The evil that courts do lives on… On October 4, 2013, the New York Law Journal published Rockland County Family Court Referee Dean Richardson-Mendelson’s opinion in Matter of A.F. v. K.H., V-00918-13, rejecting all attempts by a lesbian co-parent to obtain judicial relief against her former partner’s action of excluding her from contact with the children they had been raising together. The principal barrier to her case is the N.Y. Court of Appeal’s old decision, Alison D. v. Virginia M., 77 N.Y.2d 651 (1991), which held in similar circumstances that the co-parent was, despite her relationship parental relationship with a child since the child’s birth, a “legal stranger” who did not have standing under New York law to obtain a declaration of her parental rights, custody or visitation, and that the circumstances that the women had agreed to raise a child together did not amount to “special circumstances” required under New York law to enable a legally-unrelated third party to seek custody of a child.

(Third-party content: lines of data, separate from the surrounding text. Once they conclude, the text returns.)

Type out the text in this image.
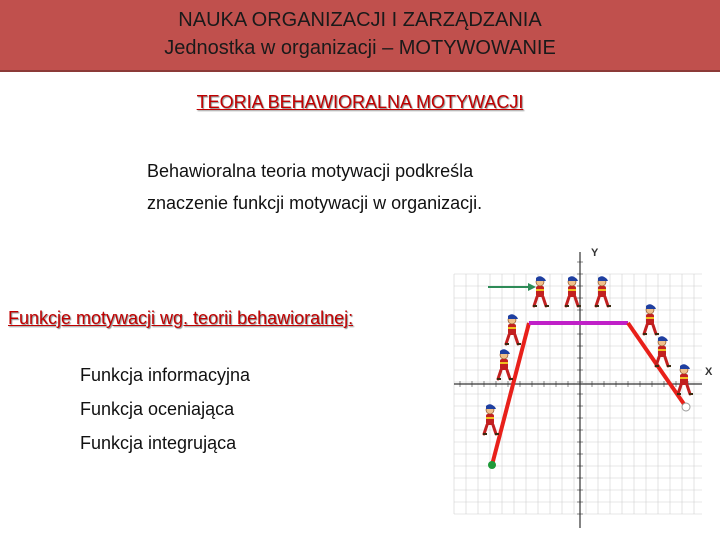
NAUKA ORGANIZACJI I ZARZĄDZANIA
Jednostka w organizacji – MOTYWOWANIE
TEORIA BEHAWIORALNA MOTYWACJI
Behawioralna teoria motywacji podkreśla
znaczenie funkcji motywacji w organizacji.
Funkcje motywacji wg. teorii behawioralnej:
Funkcja informacyjna
Funkcja oceniająca
Funkcja integrująca
Y
X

In A.F. v. K.H., the parents had registered as domestic partners, but the court mentions this only in passing and does not specify the jurisdiction. A.F. and K.H. were living together as a couple when they decided to have children, using anonymous donor insemination for K.H. to conceive two children. They lived together raising the children until they separated in July 2011, but continued to live on different floors in the same house, facilitating continued contact between A.F. and the children, who lived with K.H. In February 2012 K.H. moved out with the children to her mother’s house in New Jersey, but then relocated back to another town in New York State in August 2012. A.F. continued to have visitation two days a week and alternate weekends, until a promotion at her job made weekday visitation impossible.
A.F. contributed to the support of the children financially. In May 2012, K.H. had filed a petition in Rockland Family Court seeking formal child support from A.G. In support of this claim, her petition was full of factual allegations seeking to persuade the court that A.F. was a parent of the children who should be held to this responsibility. But in August, she withdrew the petition, and the Support Magistrate marked it as withdrawn.
Visitation by A.F. and financial support for the children continued until an “altercation during a visitation exchange” in April 2013, after which K.H. has not allowed further visitation, resulting in A.F. filing this petition.
Referee Richardson-Mendelson found that the Alison D. decision, never overruled or modified by the Court of Appeals and subsequently followed by all four departments of the Appellate Division, had to control this case in terms of A.F.’s legal claim under the Domestic Relations Law. One who would be declared a “legal stranger” to the child in 1991 remains a legal stranger today, as far as that statute is concerned, because the legislature never heeded the court’s suggestion that it address the issue of non-traditional families. Second-parent adoption is legal in New York, as is step-parent adoption, but these parties never took those steps and did not marry in 2011 when New York enacted marriage equality.
Any local domestic partnership registration would presumably not change this, since custody and visitation are matters of state law, which may explain why the court does not explicitly factor that into its analysis.
Failing on a legal claim under the custody statute, A.F. also advanced equitable arguments. First, she contended that the court should use the doctrine of equitable estoppel to hold that K.H. could not legally deny A.F.’s parental status because she had, in fact, treated A.F. as a parent of the child for several years, fostering the relationship of A.F. with the children and allowing visitation to continue for almost two years after the women’s relationship had ended. But the Court of Appeals had directly rejected such an argument in the Alison D. case, so the court found that A.F. was precluded from making it.
Finally, A.F. argued judicial estoppel, a doctrine that prevents a party from taking diametrically opposite positions in legal proceedings. A.F. pointed out that K.H. had filed a support petition in which she alleged that A.F. was a parent of the children, but now was arguing that she was not a parent. A.F. contended that K.H. should not be able to assert these opposite positions. But the court rejected this argument as well, pointing out that K.H. had withdrawn her support position longer before A.F. filed the custody and visitation petition. The court also pointed out that this doctrine normally applies when a party’s assertion of the first petition had resulted in a legal judgment in her favor, that judgment then providing the basis to block her from taking the opposite position in a later proceeding. In this case, however, K.H. withdrew her petition before any finding on A.F.’s parental status had been made and before any support order had been issued.
Thus, it made no matter to the court that New York is now a marriage equality jurisdiction. Marriage equality provides equal marital rights, but it does not change the legal position of unmarried partners toward each other or their children. Unless the New York legislature changes the rules, the legal invisibility of unmarried same-sex couples raising children will continue.